Desires

Have Faith in the Lord and He will grant you the desires of your heart…Psalm 37:4

There have been so many unspoken desires that have been buried in my heart. So many hurts and prayers that at one time, I thought would never be answered. There was a long span of time that I figured that life was just one disappointment after another.

But then, I found my faith and for once I understood the meaning of it. It is more than all those days in Catholic school. More than all those times I stood, sat and kneeled in the pew. More than what other people pushed on me.

It wasn’t a religious thing, it was a relationship thing. A Father, when I had none. A friend when everyone else abandoned me. A confidant that could hear my heart without me opening my mouth and speaking. I could come to Him when I had nothing and no one else to reach out to. Sometimes I could feel Him and sometimes I couldn’t but I always knew He was there, somewhere in the void.

I knew He was there all the times my parents yelled and screamed at each other as I sat in my dark room. I knew he was there when my grandparents died and when I felt I couldn’t go on after my marriage fell apart.

Faith is a funny thing. It is invisible but all consuming if we allow it to be. It is healing and intense if we strive for it. It makes all things possible when everything seems impossible. Some say faith is for the weak minded, but I think it is quite the opposite.

I didn’t realize how powerful faith is until I really began to believe that things would get better. I changed the way I looked at life and the way I thought about things. I asked God to strip away everything in my life that didn’t matter and within moments He made things so clear to me.

Everything and everyone that mattered to me most were in my line of view and nothing else has mattered sense. I do not miss the shallowness of fake friends or the time that I wasted doing trivial things.

With that stripping away, came peace and focus and I wouldn’t trade that for the world.
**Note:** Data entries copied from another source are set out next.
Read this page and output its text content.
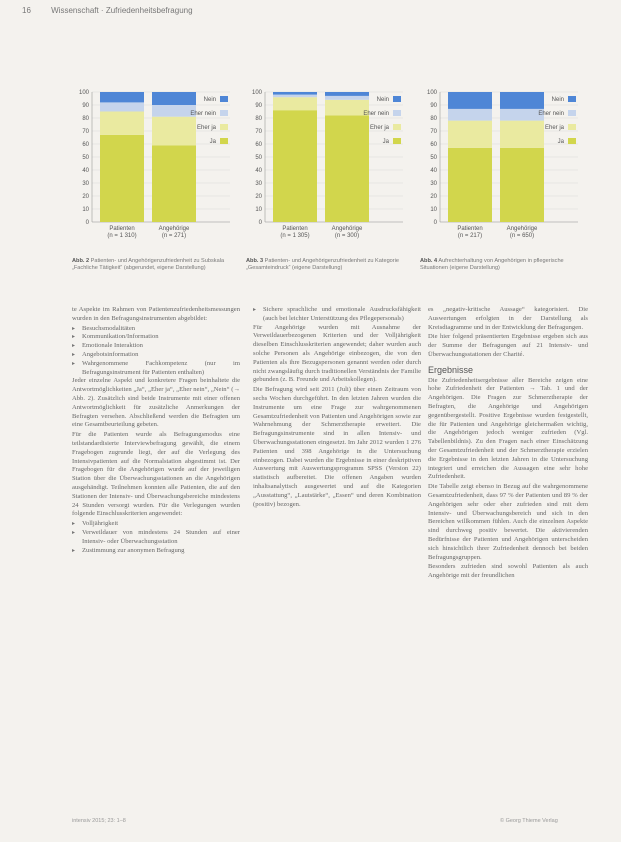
16	Wissenschaft · Zufriedenheitsbefragung
0
10
20
30
40
50
60
70
80
90
100
Patienten
(n = 1 310)
Angehörige
(n = 271)
Nein
Eher nein
Eher ja
Ja
0
10
20
30
40
50
60
70
80
90
100
Patienten
(n = 1 305)
Angehörige
(n = 300)
Nein
Eher nein
Eher ja
Ja
0
10
20
30
40
50
60
70
80
90
100
Patienten
(n = 217)
Angehörige
(n = 650)
Nein
Eher nein
Eher ja
Ja
Abb. 2 Patienten- und Angehörigenzufriedenheit zu Subskala „Fachliche Tätigkeit“ (abgerundet, eigene Darstellung)
Abb. 3 Patienten- und Angehörigenzufriedenheit zu Kategorie „Gesamteindruck“ (eigene Darstellung)
Abb. 4 Aufrechterhaltung von Angehörigen in pflegerische Situationen (eigene Darstellung)

te Aspekte im Rahmen von Patientenzufriedenheitsmessungen wurden in den Befragungsinstrumenten abgebildet:

▸ Besuchsmodalitäten
▸ Kommunikation/Information
▸ Emotionale Interaktion
▸ Angebotsinformation
▸ Wahrgenommene Fachkompetenz (nur im Befragungsinstrument für Patienten enthalten)

Jeder einzelne Aspekt und konkretere Fragen beinhaltete die Antwortmöglichkeiten „Ja“, „Eher ja“, „Eher nein“, „Nein“ (→ Abb. 2). Zusätzlich sind beide Instrumente mit einer offenen Antwortmöglichkeit für zusätzliche Anmerkungen der Befragten versehen. Abschließend werden die Befragten um eine Gesamtbeurteilung gebeten.

Für die Patienten wurde als Befragungsmodus eine teilstandardisierte Interviewbefragung gewählt, die einem Fragebogen zugrunde liegt, der auf die Verlegung des Intensivpatienten auf die Normalstation abgestimmt ist. Der Fragebogen für die Angehörigen wurde auf der jeweiligen Station über die Überwachungsstationen an die Angehörigen ausgehändigt. Teilnehmen konnten alle Patienten, die auf den Stationen der Intensiv- und Überwachungsbereiche mindestens 24 Stunden versorgt wurden. Für die Verlegungen wurden folgende Einschlusskriterien angewendet:

▸ Volljährigkeit
▸ Verweildauer von mindestens 24 Stunden auf einer Intensiv- oder Überwachungsstation
▸ Zustimmung zur anonymen Befragung
▸ Sichere sprachliche und emotionale Ausdrucksfähigkeit (auch bei leichter Unterstützung des Pflegepersonals)

Für Angehörige wurden mit Ausnahme der Verweildauerbezogenen Kriterien und der Volljährigkeit dieselben Einschlusskriterien angewendet; daher wurden auch solche Personen als Angehörige einbezogen, die von den Patienten als ihre Bezugspersonen genannt werden oder durch nicht zwangsläufig durch traditionellen Verständnis der Familie gebunden (z. B. Freunde und Arbeitskollegen).

Die Befragung wird seit 2011 (Juli) über einen Zeitraum von sechs Wochen durchgeführt. In den letzten Jahren wurden die Instrumente um eine Frage zur wahrgenommenen Gesamtzufriedenheit von Patienten und Angehörigen sowie zur Wahrnehmung der Schmerztherapie erweitert. Die Befragungsinstrumente sind in allen Intensiv- und Überwachungsstationen eingesetzt. Im Jahr 2012 wurden 1 276 Patienten und 398 Angehörige in die Untersuchung einbezogen. Dabei wurden die Ergebnisse in einer deskriptiven Auswertung mit Auswertungsprogramm SPSS (Version 22) statistisch aufbereitet. Die offenen Angaben wurden inhaltsanalytisch ausgewertet und auf die Kategorien „Ausstattung“, „Lautstärke“, „Essen“ und deren Kombination (positiv) bezogen.

es „negativ-kritische Aussage“ kategorisiert. Die Auswertungen erfolgten in der Darstellung als Kreisdiagramme und in der Entwicklung der Befragungen.

Die hier folgend präsentierten Ergebnisse ergeben sich aus der Summe der Befragungen auf 21 Intensiv- und Überwachungsstationen der Charité.

Ergebnisse

Die Zufriedenheitsergebnisse aller Bereiche zeigen eine hohe Zufriedenheit der Patienten → Tab. 1 und der Angehörigen. Die Fragen zur Schmerztherapie der Befragten, die Angehörige und Angehörigen gegenübergestellt. Positive Ergebnisse wurden festgestellt, die für Patienten und Angehörige gleichermaßen wichtig, die Angehörigen jedoch weniger zufrieden (Vgl. Tabellenbildnis). Zu den Fragen nach einer Einschätzung der Gesamtzufriedenheit und der Schmerztherapie erzielen die Ergebnisse in den letzten Jahren in die Untersuchung integriert und erreichen die Aussagen eine sehr hohe Zufriedenheit.

Die Tabelle zeigt ebenso in Bezug auf die wahrgenommene Gesamtzufriedenheit, dass 97 % der Patienten und 89 % der Angehörigen sehr oder eher zufrieden sind mit dem Intensiv- und Überwachungsbereich und sich in den Bereichen willkommen fühlen. Auch die einzelnen Aspekte sind durchweg positiv bewertet. Die aktivierenden Bedürfnisse der Patienten und Angehörigen unterscheiden sich hinsichtlich ihrer Zufriedenheit dennoch bei beiden Befragungsgruppen.

Besonders zufrieden sind sowohl Patienten als auch Angehörige mit der freundlichen

intensiv 2015; 23: 1–8	© Georg Thieme Verlag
My pursuit of happiness has ended, because I already have everything I needed and I’m happier than I’ve ever been.

He has given me my desires, but not until I gave myself and my selfish pride away. Once His will became my own, then amazingly, he checked off all of the desires that were unsaid in my heart and handed them to me, and with that, I humbly tear up and I say…thank you.

It’s okay if others do not believe. It is not for me to say or push, but I know what I have witnessed and it is so real for me, and that is all that matters. I had faith and He granted the desires of my heart and I can see more coming.